草地の中に、くるくるとねじれるように咲く小さな花を見つけました。ネジバナです。


細い茎に、小さなピンク色の花がらせん状に並んでいます。まるで、花でできた小さな階段。近づいてよく見ると、一つひとつの花はとても小さいのに、ちゃんとランの花の形をしています。


ネジバナの花のアップ


ネジバナは、身近な草地や芝生でも見られるラン科の植物です。ランというと、特別な場所に咲く花を思い浮かべるかもしれません。でもネジバナは、足元の草の中で、そっとかわいらしい花を咲かせています。


ネジバナの花に針を入れると花粉塊がついてくる


そして、この小さな花には、ラン科らしい巧みなしくみがあります。


ネジバナの花粉は、粉のようにばらばらではなく、「花粉塊」というまとまりになっています。
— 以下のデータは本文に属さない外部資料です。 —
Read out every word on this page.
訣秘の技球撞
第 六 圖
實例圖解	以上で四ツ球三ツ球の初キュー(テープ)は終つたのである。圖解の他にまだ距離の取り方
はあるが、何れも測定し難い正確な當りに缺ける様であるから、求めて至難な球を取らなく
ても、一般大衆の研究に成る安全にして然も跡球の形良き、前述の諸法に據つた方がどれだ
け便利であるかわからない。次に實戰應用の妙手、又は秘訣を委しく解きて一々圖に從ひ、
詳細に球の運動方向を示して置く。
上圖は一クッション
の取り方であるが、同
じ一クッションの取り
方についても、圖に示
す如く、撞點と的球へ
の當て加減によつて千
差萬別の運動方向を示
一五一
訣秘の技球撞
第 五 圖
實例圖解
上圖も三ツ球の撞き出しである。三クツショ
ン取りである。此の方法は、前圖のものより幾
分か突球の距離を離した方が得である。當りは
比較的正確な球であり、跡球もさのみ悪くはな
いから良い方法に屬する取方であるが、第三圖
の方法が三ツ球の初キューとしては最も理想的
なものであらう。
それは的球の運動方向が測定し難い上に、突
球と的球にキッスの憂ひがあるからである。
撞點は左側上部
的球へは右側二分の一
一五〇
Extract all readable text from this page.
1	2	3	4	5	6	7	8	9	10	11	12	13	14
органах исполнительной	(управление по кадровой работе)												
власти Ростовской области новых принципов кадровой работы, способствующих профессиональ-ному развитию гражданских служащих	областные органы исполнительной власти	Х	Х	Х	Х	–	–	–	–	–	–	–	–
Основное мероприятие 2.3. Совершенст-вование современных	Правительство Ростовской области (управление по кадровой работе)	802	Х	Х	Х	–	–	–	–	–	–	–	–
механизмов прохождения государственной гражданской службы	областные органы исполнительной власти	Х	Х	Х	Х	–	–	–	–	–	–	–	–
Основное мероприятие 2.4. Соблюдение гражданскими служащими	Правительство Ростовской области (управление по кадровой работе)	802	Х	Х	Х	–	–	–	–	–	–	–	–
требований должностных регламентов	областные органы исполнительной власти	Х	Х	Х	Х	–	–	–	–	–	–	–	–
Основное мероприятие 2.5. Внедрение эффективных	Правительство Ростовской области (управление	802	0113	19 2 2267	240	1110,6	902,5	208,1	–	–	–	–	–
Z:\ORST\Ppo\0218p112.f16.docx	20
花を訪れた虫が奥へもぐりこむと、花粉塊にある粘着する部分が虫の体にぴたり。虫が次の花へ移動すると、その花粉塊が運ばれ、別の花に受け渡されることがあります。


ネジバナの花に口器をつっこむサビイロカタコハナバチ


小さな花の中で、そんな精密な受け渡しが行われていると思うと、なんだか驚いてしまいます。かわいいだけではなく、ちゃんとした作戦をもって咲いているのです。


いろいろなねじれ方があるネジバナ


ネジバナの花のねじれ方は、右巻きも左巻きもあります。中には、あまりねじれずに咲くものもあります。見つけたら、どちら向きに花が並んでいるか、そっと観察してみるのも楽しいです。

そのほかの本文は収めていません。